If Lon Chaney alone couldn't raise the hairs on the back of your neck, the resounding Wurtlizer organ accompaniment by David Gray certainly did.
And this was just one of a number of choices for discerning film fans on the closing day of the Glasgow Film Festival.
Also packed to the gunnels was a rare screening of Big Banana Feet at the GFT, the last remaining copy of the documentary about Billy Connolly's 1975 tour of Ireland, having been discovered in an American archive.
Or you could have dropped in to hear esteemed French film director Bertrand Tavernier talk about locating his sci-fi thriller Death Watch in Glasgow in 1980, preceded by a screening of the film.
And that's not forgetting the official closing gala - the premiere of the heart-warming film Le Havre, attended by its Finnish director Aki Kaurismäki.
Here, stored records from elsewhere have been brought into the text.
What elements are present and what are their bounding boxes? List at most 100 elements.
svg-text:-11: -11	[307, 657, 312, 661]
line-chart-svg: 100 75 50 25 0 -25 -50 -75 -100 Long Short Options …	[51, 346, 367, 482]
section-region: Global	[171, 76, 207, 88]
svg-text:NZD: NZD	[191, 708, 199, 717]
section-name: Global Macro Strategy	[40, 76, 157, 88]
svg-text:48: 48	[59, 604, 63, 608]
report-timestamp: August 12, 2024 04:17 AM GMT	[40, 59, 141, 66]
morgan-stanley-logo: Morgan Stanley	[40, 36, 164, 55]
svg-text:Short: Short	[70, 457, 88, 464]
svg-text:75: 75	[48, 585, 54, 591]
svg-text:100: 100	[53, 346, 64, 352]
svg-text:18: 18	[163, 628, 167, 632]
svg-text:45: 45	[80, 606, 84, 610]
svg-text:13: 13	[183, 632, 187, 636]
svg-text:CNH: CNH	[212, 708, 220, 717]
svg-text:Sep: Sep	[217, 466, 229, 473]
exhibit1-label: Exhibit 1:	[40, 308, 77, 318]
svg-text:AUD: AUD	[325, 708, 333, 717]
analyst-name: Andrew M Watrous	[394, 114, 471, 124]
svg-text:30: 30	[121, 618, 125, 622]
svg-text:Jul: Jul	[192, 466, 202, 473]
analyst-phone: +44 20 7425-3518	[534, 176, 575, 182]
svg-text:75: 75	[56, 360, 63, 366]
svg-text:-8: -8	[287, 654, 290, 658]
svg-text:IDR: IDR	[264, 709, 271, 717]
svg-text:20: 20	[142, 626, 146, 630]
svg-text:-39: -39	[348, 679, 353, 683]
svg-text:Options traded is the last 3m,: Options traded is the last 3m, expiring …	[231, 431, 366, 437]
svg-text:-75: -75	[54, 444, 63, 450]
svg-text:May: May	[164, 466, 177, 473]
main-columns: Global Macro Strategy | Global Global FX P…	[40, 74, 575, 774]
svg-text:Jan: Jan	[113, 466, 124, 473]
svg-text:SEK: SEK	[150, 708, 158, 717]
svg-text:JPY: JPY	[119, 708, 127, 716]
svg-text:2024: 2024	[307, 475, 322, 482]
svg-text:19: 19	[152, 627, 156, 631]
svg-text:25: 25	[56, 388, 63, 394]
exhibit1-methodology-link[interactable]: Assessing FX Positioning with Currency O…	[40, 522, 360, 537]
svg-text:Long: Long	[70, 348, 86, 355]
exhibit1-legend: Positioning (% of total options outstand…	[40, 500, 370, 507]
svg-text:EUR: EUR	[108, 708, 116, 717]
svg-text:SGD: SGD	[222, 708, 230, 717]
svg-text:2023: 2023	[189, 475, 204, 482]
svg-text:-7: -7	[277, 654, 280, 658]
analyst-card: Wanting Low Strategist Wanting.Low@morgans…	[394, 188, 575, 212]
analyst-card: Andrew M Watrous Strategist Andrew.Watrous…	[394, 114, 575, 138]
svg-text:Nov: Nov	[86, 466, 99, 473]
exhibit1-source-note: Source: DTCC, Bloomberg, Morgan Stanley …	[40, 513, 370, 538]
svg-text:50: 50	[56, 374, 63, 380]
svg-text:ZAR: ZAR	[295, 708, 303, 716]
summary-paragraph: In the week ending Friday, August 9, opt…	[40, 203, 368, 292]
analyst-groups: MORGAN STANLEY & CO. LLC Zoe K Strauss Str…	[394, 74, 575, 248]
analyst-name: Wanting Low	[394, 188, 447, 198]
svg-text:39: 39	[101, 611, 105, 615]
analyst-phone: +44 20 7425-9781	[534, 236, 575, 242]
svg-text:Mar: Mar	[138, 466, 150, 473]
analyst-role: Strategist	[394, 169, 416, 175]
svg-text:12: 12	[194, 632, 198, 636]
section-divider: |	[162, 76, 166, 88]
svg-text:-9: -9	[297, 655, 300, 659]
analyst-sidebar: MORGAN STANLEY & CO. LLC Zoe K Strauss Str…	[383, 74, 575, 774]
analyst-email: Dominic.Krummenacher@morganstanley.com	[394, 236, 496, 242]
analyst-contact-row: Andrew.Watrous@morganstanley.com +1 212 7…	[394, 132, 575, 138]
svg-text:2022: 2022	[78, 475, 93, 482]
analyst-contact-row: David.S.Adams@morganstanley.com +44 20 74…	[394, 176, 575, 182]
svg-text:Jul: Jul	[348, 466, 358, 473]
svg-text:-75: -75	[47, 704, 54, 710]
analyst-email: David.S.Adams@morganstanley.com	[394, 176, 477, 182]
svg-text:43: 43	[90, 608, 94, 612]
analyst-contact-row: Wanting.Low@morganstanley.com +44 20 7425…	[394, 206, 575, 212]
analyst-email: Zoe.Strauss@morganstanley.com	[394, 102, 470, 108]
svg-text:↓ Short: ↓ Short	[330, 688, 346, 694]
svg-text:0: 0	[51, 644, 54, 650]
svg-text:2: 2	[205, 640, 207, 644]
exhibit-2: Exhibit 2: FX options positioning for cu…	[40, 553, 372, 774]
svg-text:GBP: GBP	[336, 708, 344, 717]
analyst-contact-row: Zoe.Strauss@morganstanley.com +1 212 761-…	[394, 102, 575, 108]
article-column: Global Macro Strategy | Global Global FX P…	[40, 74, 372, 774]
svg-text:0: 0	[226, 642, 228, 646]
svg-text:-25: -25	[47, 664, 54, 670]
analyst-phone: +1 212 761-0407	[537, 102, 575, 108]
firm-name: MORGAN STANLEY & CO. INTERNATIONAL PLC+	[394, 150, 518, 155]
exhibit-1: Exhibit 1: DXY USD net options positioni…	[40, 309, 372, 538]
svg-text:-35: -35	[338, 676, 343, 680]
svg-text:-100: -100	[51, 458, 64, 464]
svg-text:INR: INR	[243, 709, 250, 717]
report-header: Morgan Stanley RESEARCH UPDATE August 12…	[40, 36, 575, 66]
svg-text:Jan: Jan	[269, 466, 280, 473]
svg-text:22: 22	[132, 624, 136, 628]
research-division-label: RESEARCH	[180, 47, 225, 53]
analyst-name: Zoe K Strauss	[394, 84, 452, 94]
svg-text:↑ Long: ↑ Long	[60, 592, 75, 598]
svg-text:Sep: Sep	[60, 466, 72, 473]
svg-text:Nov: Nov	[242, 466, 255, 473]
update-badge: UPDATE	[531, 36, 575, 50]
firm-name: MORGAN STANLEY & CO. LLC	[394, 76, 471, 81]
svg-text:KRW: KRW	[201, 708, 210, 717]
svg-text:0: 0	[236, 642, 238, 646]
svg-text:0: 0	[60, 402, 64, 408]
That variety of choice - of both films and venue - must play some part in the ongoing success of the Glasgow Film Festival, which yesterday announced that this year's box office was up again, with close to 35,000 admissions across the eleven day festival.
That's a dramatic increase on the 6,000 who came along in 2005, the first year of the festival. It may be one of the newest film festivals - in a very crowded marketplace - but the GFF is clearly giving more established festivals a run for their money.
It's not flash - for many, that's part of the appeal - and directors Allan Hunter and Allison Gardner use existing film strands to bolster their programme.
That raises the game for Frightfest, the Glasgow Music and Film Festival and newcomers, the Southside Film festival who programmed the aforementioned Phantom of the Opera.
The Glasgow Youth Film Festival, who kick started events at the beginning of February, also did themselves proud, with a very timely gala screening of The Muppets.
There's a deliberate avoidance of celebrity culture - although no one complains if they drop in - so the recognisable faces tend to be jobbing actors, directors and screen writers, there to celebrate their craft, rather than get their photos in the paper.
That down to earth approach is reflected in the opening night event - which includes a ticket for the aftershow party as well as the film.
Of course, it's hard to consider the ongoing success of the Glasgow Film Festival without comparing it to the Edinburgh International Film Festival.
It has struggled over the last couple of years to attract top-name films and the sort of younger film fans who're flocking to the Glasgow event.
Under a new director - Chris Fujiwara - it's also taking a new direction and there's much to learn from Glasgow where cheap tickets and a strong community approach have helped them cultivate a growing youthful audience.
Glasgow is also using its limited resources wisely, drawing on the network of existing film events.
But there is an enormous cross over between the two festivals - in terms of staff and films - and a real desire to see both festivals flourish, for the sake of the indigenous industry and everyone who loves a good film.